The day Emily overdosed, Kennecke had been interviewing women whose children had died from opioid-involved overdoses.

“I got a frantic call from her dad, saying, ‘I think Emily’s O.D. You need to get over here right now,’ ” she said solemnly to viewers of KELO. “I can’t even describe to you what it’s like to hear those words.”

In the months before Emily’s death, Kennecke tells PEOPLE she saw signs that something was very wrong, and in hindsight, thinks the drug abuse may have gone on for a year.

Kennecke’s beautiful, eldest daughter — an accomplished artist and gymnast with stunning good looks — was losing weight. Her eyes had become a bit sunken. She seemed like she was on something. Always close to her family, Emily started to miss important family events.

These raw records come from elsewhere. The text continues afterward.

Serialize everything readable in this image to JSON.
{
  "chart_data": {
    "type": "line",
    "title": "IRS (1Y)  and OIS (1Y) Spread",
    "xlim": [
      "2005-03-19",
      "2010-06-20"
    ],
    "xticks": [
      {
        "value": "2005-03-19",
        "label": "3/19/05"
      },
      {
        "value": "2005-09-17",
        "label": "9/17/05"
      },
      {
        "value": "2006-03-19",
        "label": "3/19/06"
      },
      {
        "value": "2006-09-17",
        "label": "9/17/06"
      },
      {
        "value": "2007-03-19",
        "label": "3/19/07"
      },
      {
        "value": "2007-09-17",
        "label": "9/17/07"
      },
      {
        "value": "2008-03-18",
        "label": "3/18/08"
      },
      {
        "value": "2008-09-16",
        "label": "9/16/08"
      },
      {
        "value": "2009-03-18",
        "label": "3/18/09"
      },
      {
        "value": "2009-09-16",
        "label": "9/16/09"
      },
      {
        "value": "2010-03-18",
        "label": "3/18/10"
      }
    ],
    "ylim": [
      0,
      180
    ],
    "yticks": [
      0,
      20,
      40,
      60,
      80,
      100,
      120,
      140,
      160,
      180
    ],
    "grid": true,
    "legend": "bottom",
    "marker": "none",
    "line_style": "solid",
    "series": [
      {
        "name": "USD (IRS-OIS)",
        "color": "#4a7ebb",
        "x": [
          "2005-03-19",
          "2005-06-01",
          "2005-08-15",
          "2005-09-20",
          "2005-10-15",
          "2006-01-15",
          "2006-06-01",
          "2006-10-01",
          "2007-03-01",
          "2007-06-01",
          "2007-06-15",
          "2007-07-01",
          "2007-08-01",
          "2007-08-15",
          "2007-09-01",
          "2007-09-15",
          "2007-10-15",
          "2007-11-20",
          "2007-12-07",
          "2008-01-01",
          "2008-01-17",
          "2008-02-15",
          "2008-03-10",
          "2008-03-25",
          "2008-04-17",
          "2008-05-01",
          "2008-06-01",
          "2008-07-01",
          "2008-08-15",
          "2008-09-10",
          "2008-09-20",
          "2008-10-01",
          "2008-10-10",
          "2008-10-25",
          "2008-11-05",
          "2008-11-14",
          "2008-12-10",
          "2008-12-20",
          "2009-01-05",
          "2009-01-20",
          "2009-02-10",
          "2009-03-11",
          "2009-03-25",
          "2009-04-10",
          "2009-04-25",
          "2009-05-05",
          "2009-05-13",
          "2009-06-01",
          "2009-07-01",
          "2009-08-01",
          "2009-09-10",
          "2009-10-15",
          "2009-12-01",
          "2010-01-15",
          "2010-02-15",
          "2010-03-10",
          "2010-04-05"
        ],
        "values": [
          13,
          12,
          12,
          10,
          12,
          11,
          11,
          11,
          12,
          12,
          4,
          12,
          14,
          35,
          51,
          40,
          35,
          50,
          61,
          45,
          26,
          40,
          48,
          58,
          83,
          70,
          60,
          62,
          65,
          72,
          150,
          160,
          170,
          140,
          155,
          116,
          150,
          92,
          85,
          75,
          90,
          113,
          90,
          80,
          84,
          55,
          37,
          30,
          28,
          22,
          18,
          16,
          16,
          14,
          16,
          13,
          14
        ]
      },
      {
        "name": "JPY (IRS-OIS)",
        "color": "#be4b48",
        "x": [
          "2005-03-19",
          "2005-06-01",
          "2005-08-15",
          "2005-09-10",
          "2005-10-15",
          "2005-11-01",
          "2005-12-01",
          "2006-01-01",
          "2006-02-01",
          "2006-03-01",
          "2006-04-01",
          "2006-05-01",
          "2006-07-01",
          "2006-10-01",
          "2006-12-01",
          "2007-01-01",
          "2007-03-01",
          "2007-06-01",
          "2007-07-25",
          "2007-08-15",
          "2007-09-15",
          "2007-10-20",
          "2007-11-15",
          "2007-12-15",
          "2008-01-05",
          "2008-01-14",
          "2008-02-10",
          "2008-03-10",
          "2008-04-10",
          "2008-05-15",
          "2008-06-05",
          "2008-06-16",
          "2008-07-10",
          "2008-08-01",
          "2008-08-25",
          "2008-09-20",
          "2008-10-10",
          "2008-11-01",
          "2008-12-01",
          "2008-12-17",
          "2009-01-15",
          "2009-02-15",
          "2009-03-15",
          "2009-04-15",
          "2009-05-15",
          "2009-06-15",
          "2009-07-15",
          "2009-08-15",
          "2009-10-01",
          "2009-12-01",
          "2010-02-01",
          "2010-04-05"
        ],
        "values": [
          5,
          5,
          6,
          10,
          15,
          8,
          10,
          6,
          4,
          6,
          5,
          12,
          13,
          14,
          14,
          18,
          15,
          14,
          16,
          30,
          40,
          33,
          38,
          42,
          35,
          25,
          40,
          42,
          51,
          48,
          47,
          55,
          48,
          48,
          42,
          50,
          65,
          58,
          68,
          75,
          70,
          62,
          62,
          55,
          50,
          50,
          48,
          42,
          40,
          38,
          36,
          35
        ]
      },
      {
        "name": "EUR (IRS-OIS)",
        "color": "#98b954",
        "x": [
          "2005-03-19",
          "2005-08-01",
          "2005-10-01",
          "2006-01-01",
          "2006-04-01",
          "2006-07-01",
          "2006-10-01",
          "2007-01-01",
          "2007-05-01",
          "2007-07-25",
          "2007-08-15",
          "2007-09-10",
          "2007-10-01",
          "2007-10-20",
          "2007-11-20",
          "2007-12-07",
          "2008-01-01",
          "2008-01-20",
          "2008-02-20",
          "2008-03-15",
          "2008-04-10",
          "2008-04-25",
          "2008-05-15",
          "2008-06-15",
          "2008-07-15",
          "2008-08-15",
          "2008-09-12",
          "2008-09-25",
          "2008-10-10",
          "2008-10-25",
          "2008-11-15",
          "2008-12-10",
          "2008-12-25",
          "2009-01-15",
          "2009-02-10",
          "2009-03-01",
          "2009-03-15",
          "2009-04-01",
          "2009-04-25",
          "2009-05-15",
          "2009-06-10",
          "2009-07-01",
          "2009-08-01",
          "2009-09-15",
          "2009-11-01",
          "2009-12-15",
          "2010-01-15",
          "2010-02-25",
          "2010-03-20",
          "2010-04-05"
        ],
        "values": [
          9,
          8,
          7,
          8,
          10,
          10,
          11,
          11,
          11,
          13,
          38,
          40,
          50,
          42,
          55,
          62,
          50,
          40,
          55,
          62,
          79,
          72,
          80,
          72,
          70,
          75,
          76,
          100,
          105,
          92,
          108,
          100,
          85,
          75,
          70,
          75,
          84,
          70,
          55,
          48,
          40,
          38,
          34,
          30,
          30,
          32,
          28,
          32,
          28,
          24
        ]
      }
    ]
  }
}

“Completely shocked, we were all shocked,” says Kennecke. “I feel like people think it happens to someone in a dark alley.”

“My daughter had the world at her feet, she had everything going for her, every opportunity and every privilege in life,” she continues. “It can happen to anybody.”

She also confronted Emily about drug use. “She denied it,” says Kennecke, “that’s what addicts do, they deny it.”

On Saturday, May 12, Kennecke and other family members met with the interventionist. The next day was Mother’s Day, and Emily — who was not living at home at the time — came to brunch. Her last words to her mother were “I love you.”

“She died that Wednesday, we were going to check her into a treatment center, insurance had gone through,” Kennecke says. “I never got the chance to get her there.”

Kennecke says it was an ordeal to get Emily the help she needed while at the same time trying to keep her close.

“There’s a big hole in our family,” Kennecke says.”My kids and my husband are the reason for me going on. What do I do with this loss? Do I let it destroy me? Or do I turn it into a call to action?”